Noch 50 weitere Betten können im Sanatorium von Jarmuk besetzt werden. Die Regierung zahlt zur Zeit pro Nacht und Person etwa 35 Euro an das Sanatorium. Jeder Flüchtling bekommt außerdem einmalig etwa 250 Euro. Ab Oktober sollen laut der armenischen Regierung monatlich etwa 120 Euro pro Person für den Lebensunterhalt ausgezahlt werden. Diese finanzielle Unterstützung ist zunächst für sechs Monate vorgesehen – der Mindestlohn in Armenien liegt bei rund 550 Euro pro Monat.
„Es ist keine Frage von zu wenig Geld, zu wenig Arbeitskräften oder zu wenig Zeit. Nein, die staatlichen Organe, die Verwaltung, die Banken all das funktioniert in Armenien einfach nicht richtig“, kritisiert Hakob Hakobyan, der Geschäftsführer des Jarmuker Sanatoriums.
Dem aktiven Engagement der armenischen Zivilgesellschaft ist es derzeit vorallem zu verdanken, dass die Flüchtlinge nicht hilflos unter freiem Himmel schlafen müssen. Der Staat unterstützt bei der Unterbringung, aber eben nur kurzfristig. Auch ist die medizinische Versorgung schwierig in Armenien, es gibt keine gesetzliche Krankenversicherung. Nur wer Geld hat, geht zum Arzt.
Nach dem Zusammenbruch der Sowjetunion wurden die meisten ehemaligen Staatseinrichtungen im postsowjetischen Armenien privatisiert. 1997 kaufte Hakobyan, damals Chefarzt, das Sanatorium und machte es zu einem Familienbetrieb. Der 65-jährige Anästhesist und Rheumatologe entwickelte das Zentrum seitdem weiter. Sein 35-jähriger Sohn ist Neurologe dort, Hakobyans Frau ist verantwortlich für die Verwaltung.

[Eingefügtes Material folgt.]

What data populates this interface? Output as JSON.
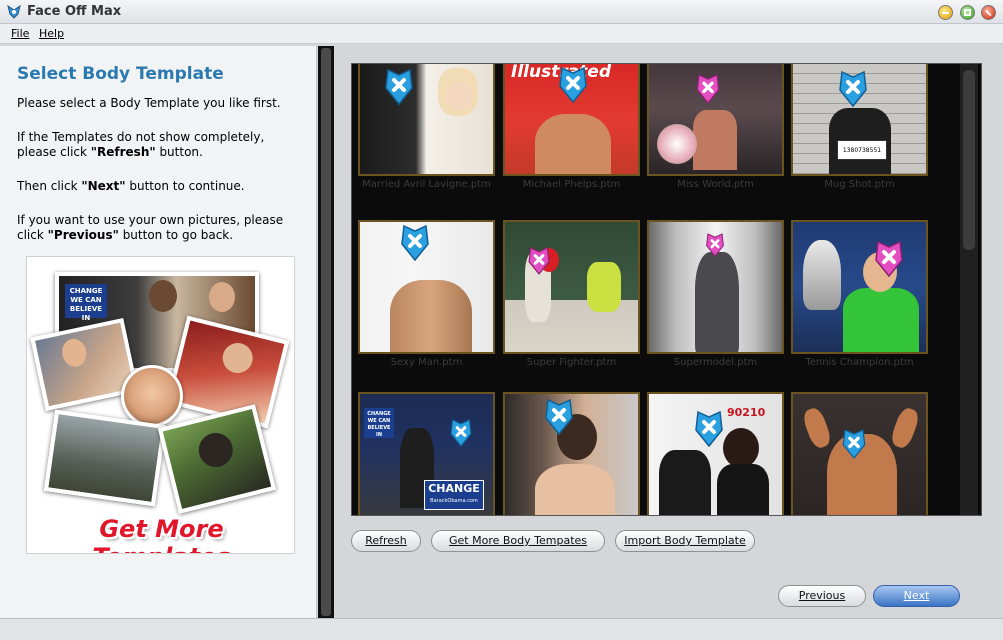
{
  "window": {
    "title": "Face Off Max"
  },
  "menu": {
    "file": "File",
    "help": "Help"
  },
  "left_panel": {
    "heading": "Select Body Template",
    "line1": "Please select a Body Template you like first.",
    "line2_pre": "If the Templates do not show completely, please click ",
    "line2_bold": "\"Refresh\"",
    "line2_post": " button.",
    "line3_pre": "Then click ",
    "line3_bold": "\"Next\"",
    "line3_post": " button to continue.",
    "line4_pre": "If you want to use your own pictures, please click ",
    "line4_bold": "\"Previous\"",
    "line4_post": " button to go back.",
    "promo_text": "Get More Templates",
    "promo_sign_line1": "CHANGE",
    "promo_sign_line2": "WE CAN",
    "promo_sign_line3": "BELIEVE IN"
  },
  "templates": [
    {
      "caption": "Married Avril Lavigne.ptm"
    },
    {
      "caption": "Michael Phelps.ptm",
      "magazine": "Sports Illustrated"
    },
    {
      "caption": "Miss World.ptm"
    },
    {
      "caption": "Mug Shot.ptm",
      "placard": "1380738551"
    },
    {
      "caption": "Sexy Man.ptm"
    },
    {
      "caption": "Super Fighter.ptm"
    },
    {
      "caption": "Supermodel.ptm"
    },
    {
      "caption": "Tennis Champion.ptm"
    },
    {
      "caption": "",
      "sign_line1": "CHANGE",
      "sign_line2": "WE CAN BELIEVE IN",
      "sign_big": "CHANGE",
      "sign_small": "BarackObama.com"
    },
    {
      "caption": ""
    },
    {
      "caption": "",
      "backdrop": "90210"
    },
    {
      "caption": ""
    }
  ],
  "buttons": {
    "refresh": "Refresh",
    "get_more": "Get More Body Tempates",
    "import": "Import Body Template",
    "previous": "Previous",
    "next": "Next"
  },
  "colors": {
    "heading": "#2a7ab0",
    "promo": "#e2162a",
    "tile_border": "#6b5420",
    "face_icon": "#2aa0e0"
  }
}
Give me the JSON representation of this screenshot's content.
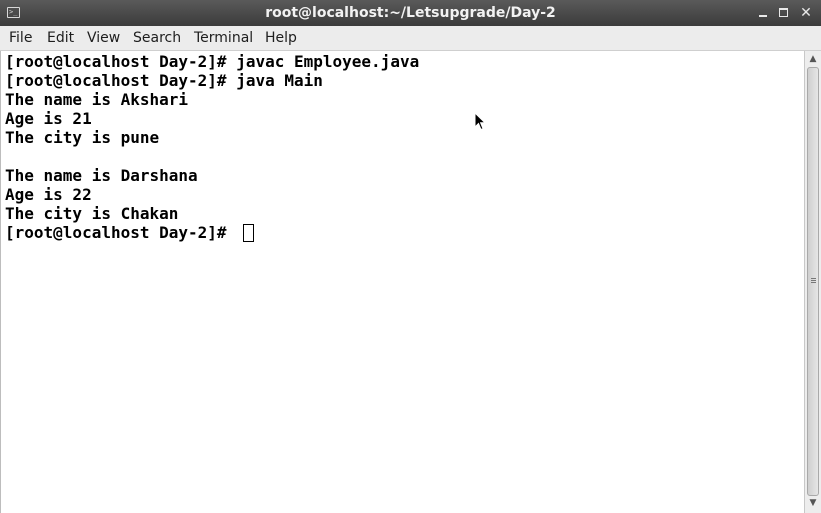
{
  "window": {
    "title": "root@localhost:~/Letsupgrade/Day-2",
    "icon": "terminal-icon",
    "controls": [
      "minimize-icon",
      "maximize-icon",
      "close-icon"
    ],
    "close_glyph": "✕"
  },
  "menu": {
    "items": [
      {
        "label": "File"
      },
      {
        "label": "Edit"
      },
      {
        "label": "View"
      },
      {
        "label": "Search"
      },
      {
        "label": "Terminal"
      },
      {
        "label": "Help"
      }
    ]
  },
  "terminal": {
    "lines": [
      "[root@localhost Day-2]# javac Employee.java",
      "[root@localhost Day-2]# java Main",
      "The name is Akshari",
      "Age is 21",
      "The city is pune",
      "",
      "The name is Darshana",
      "Age is 22",
      "The city is Chakan",
      "[root@localhost Day-2]# "
    ],
    "colors": {
      "background": "#ffffff",
      "text": "#000000"
    }
  },
  "scrollbar": {
    "up_glyph": "▲",
    "down_glyph": "▼"
  }
}
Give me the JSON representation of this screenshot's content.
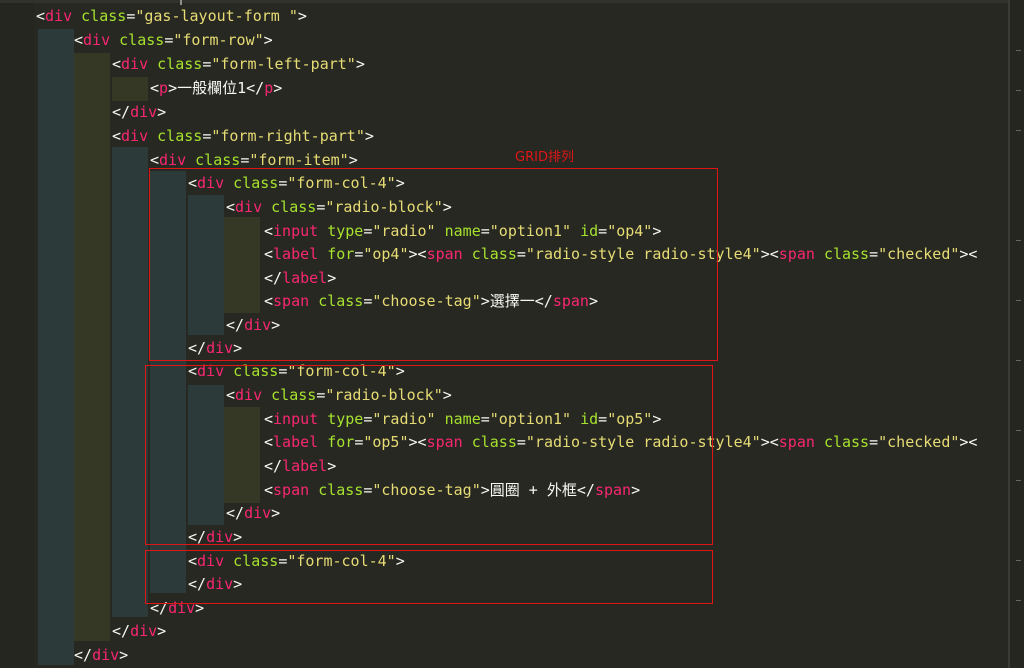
{
  "annotation": "GRID排列",
  "lines": [
    [
      [
        "p",
        "<"
      ],
      [
        "t",
        "div"
      ],
      [
        "p",
        " "
      ],
      [
        "a",
        "class"
      ],
      [
        "p",
        "="
      ],
      [
        "s",
        "\"gas-layout-form \""
      ],
      [
        "p",
        ">"
      ]
    ],
    [
      [
        "p",
        "<"
      ],
      [
        "t",
        "div"
      ],
      [
        "p",
        " "
      ],
      [
        "a",
        "class"
      ],
      [
        "p",
        "="
      ],
      [
        "s",
        "\"form-row\""
      ],
      [
        "p",
        ">"
      ]
    ],
    [
      [
        "p",
        "<"
      ],
      [
        "t",
        "div"
      ],
      [
        "p",
        " "
      ],
      [
        "a",
        "class"
      ],
      [
        "p",
        "="
      ],
      [
        "s",
        "\"form-left-part\""
      ],
      [
        "p",
        ">"
      ]
    ],
    [
      [
        "p",
        "<"
      ],
      [
        "t",
        "p"
      ],
      [
        "p",
        ">一般欄位1</"
      ],
      [
        "t",
        "p"
      ],
      [
        "p",
        ">"
      ]
    ],
    [
      [
        "p",
        "</"
      ],
      [
        "t",
        "div"
      ],
      [
        "p",
        ">"
      ]
    ],
    [
      [
        "p",
        "<"
      ],
      [
        "t",
        "div"
      ],
      [
        "p",
        " "
      ],
      [
        "a",
        "class"
      ],
      [
        "p",
        "="
      ],
      [
        "s",
        "\"form-right-part\""
      ],
      [
        "p",
        ">"
      ]
    ],
    [
      [
        "p",
        "<"
      ],
      [
        "t",
        "div"
      ],
      [
        "p",
        " "
      ],
      [
        "a",
        "class"
      ],
      [
        "p",
        "="
      ],
      [
        "s",
        "\"form-item\""
      ],
      [
        "p",
        ">"
      ]
    ],
    [
      [
        "p",
        "<"
      ],
      [
        "t",
        "div"
      ],
      [
        "p",
        " "
      ],
      [
        "a",
        "class"
      ],
      [
        "p",
        "="
      ],
      [
        "s",
        "\"form-col-4\""
      ],
      [
        "p",
        ">"
      ]
    ],
    [
      [
        "p",
        "<"
      ],
      [
        "t",
        "div"
      ],
      [
        "p",
        " "
      ],
      [
        "a",
        "class"
      ],
      [
        "p",
        "="
      ],
      [
        "s",
        "\"radio-block\""
      ],
      [
        "p",
        ">"
      ]
    ],
    [
      [
        "p",
        "<"
      ],
      [
        "t",
        "input"
      ],
      [
        "p",
        " "
      ],
      [
        "a",
        "type"
      ],
      [
        "p",
        "="
      ],
      [
        "s",
        "\"radio\""
      ],
      [
        "p",
        " "
      ],
      [
        "a",
        "name"
      ],
      [
        "p",
        "="
      ],
      [
        "s",
        "\"option1\""
      ],
      [
        "p",
        " "
      ],
      [
        "a",
        "id"
      ],
      [
        "p",
        "="
      ],
      [
        "s",
        "\"op4\""
      ],
      [
        "p",
        ">"
      ]
    ],
    [
      [
        "p",
        "<"
      ],
      [
        "t",
        "label"
      ],
      [
        "p",
        " "
      ],
      [
        "a",
        "for"
      ],
      [
        "p",
        "="
      ],
      [
        "s",
        "\"op4\""
      ],
      [
        "p",
        ">"
      ],
      [
        "p",
        "<"
      ],
      [
        "t",
        "span"
      ],
      [
        "p",
        " "
      ],
      [
        "a",
        "class"
      ],
      [
        "p",
        "="
      ],
      [
        "s",
        "\"radio-style radio-style4\""
      ],
      [
        "p",
        ">"
      ],
      [
        "p",
        "<"
      ],
      [
        "t",
        "span"
      ],
      [
        "p",
        " "
      ],
      [
        "a",
        "class"
      ],
      [
        "p",
        "="
      ],
      [
        "s",
        "\"checked\""
      ],
      [
        "p",
        "><"
      ]
    ],
    [
      [
        "p",
        "</"
      ],
      [
        "t",
        "label"
      ],
      [
        "p",
        ">"
      ]
    ],
    [
      [
        "p",
        "<"
      ],
      [
        "t",
        "span"
      ],
      [
        "p",
        " "
      ],
      [
        "a",
        "class"
      ],
      [
        "p",
        "="
      ],
      [
        "s",
        "\"choose-tag\""
      ],
      [
        "p",
        ">選擇一</"
      ],
      [
        "t",
        "span"
      ],
      [
        "p",
        ">"
      ]
    ],
    [
      [
        "p",
        "</"
      ],
      [
        "t",
        "div"
      ],
      [
        "p",
        ">"
      ]
    ],
    [
      [
        "p",
        "</"
      ],
      [
        "t",
        "div"
      ],
      [
        "p",
        ">"
      ]
    ],
    [
      [
        "p",
        "<"
      ],
      [
        "t",
        "div"
      ],
      [
        "p",
        " "
      ],
      [
        "a",
        "class"
      ],
      [
        "p",
        "="
      ],
      [
        "s",
        "\"form-col-4\""
      ],
      [
        "p",
        ">"
      ]
    ],
    [
      [
        "p",
        "<"
      ],
      [
        "t",
        "div"
      ],
      [
        "p",
        " "
      ],
      [
        "a",
        "class"
      ],
      [
        "p",
        "="
      ],
      [
        "s",
        "\"radio-block\""
      ],
      [
        "p",
        ">"
      ]
    ],
    [
      [
        "p",
        "<"
      ],
      [
        "t",
        "input"
      ],
      [
        "p",
        " "
      ],
      [
        "a",
        "type"
      ],
      [
        "p",
        "="
      ],
      [
        "s",
        "\"radio\""
      ],
      [
        "p",
        " "
      ],
      [
        "a",
        "name"
      ],
      [
        "p",
        "="
      ],
      [
        "s",
        "\"option1\""
      ],
      [
        "p",
        " "
      ],
      [
        "a",
        "id"
      ],
      [
        "p",
        "="
      ],
      [
        "s",
        "\"op5\""
      ],
      [
        "p",
        ">"
      ]
    ],
    [
      [
        "p",
        "<"
      ],
      [
        "t",
        "label"
      ],
      [
        "p",
        " "
      ],
      [
        "a",
        "for"
      ],
      [
        "p",
        "="
      ],
      [
        "s",
        "\"op5\""
      ],
      [
        "p",
        ">"
      ],
      [
        "p",
        "<"
      ],
      [
        "t",
        "span"
      ],
      [
        "p",
        " "
      ],
      [
        "a",
        "class"
      ],
      [
        "p",
        "="
      ],
      [
        "s",
        "\"radio-style radio-style4\""
      ],
      [
        "p",
        ">"
      ],
      [
        "p",
        "<"
      ],
      [
        "t",
        "span"
      ],
      [
        "p",
        " "
      ],
      [
        "a",
        "class"
      ],
      [
        "p",
        "="
      ],
      [
        "s",
        "\"checked\""
      ],
      [
        "p",
        "><"
      ]
    ],
    [
      [
        "p",
        "</"
      ],
      [
        "t",
        "label"
      ],
      [
        "p",
        ">"
      ]
    ],
    [
      [
        "p",
        "<"
      ],
      [
        "t",
        "span"
      ],
      [
        "p",
        " "
      ],
      [
        "a",
        "class"
      ],
      [
        "p",
        "="
      ],
      [
        "s",
        "\"choose-tag\""
      ],
      [
        "p",
        ">圓圈 + 外框</"
      ],
      [
        "t",
        "span"
      ],
      [
        "p",
        ">"
      ]
    ],
    [
      [
        "p",
        "</"
      ],
      [
        "t",
        "div"
      ],
      [
        "p",
        ">"
      ]
    ],
    [
      [
        "p",
        "</"
      ],
      [
        "t",
        "div"
      ],
      [
        "p",
        ">"
      ]
    ],
    [
      [
        "p",
        "<"
      ],
      [
        "t",
        "div"
      ],
      [
        "p",
        " "
      ],
      [
        "a",
        "class"
      ],
      [
        "p",
        "="
      ],
      [
        "s",
        "\"form-col-4\""
      ],
      [
        "p",
        ">"
      ]
    ],
    [
      [
        "p",
        "</"
      ],
      [
        "t",
        "div"
      ],
      [
        "p",
        ">"
      ]
    ],
    [
      [
        "p",
        "</"
      ],
      [
        "t",
        "div"
      ],
      [
        "p",
        ">"
      ]
    ],
    [
      [
        "p",
        "</"
      ],
      [
        "t",
        "div"
      ],
      [
        "p",
        ">"
      ]
    ],
    [
      [
        "p",
        "</"
      ],
      [
        "t",
        "div"
      ],
      [
        "p",
        ">"
      ]
    ]
  ]
}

Wichtig für eine schnelle Integration
„Wir sagen den Neuankömmlingen aus Bergkarabach ganz klar, dass sie keine armen Verwandten, Bettler oder Obdachlosen sind. Sie sind unsere Brüder und Schwestern, die in eine katastrophale Notlage geraten sind.“ Das, sagt Hakobyan, sei ein wichtiger Faktor für eine gute Atmosphäre und eine schnelle Integration.
Die Menschen seien traumatisiert, viele von ihnen krank. Doch als Rehabilitationsarzt weiß er auch: „Man beginnt sofort nach einer Operation mit der Rehabilitationsarbeit, um das betroffene Gewebe in Bewegung zu bringen. Genauso darf Integration nicht verzögert werden.“
Geflohene Kinder aus Bergkarabach müssten deshalb so schnell wie möglich in die Schule gehen. Hakobyan überzeugte jetzt junge Männer im Sanatorium, eine Volleyballmannschaft zu gründen und gegen die Mannschaft des Personals zu spielen.
Im Moment hat er drei offene Stellen im Sanatorium: Hakobyan sucht zwei Handwerker, und jemanden für den Kantinen-Service. Alle Geflüchteten müssen ihre Zimmer selbst putzen, ihre Bettwäsche in die Wäscherei bringen und auch bügeln. Jeder und jede soll etwas zu tun haben. „Das Sanatorium“, sagt Hakobyan, „ist ein kleines Modell für das ganze Armenien. Wir müssen an die Zukunft denken – und zwar jetzt“.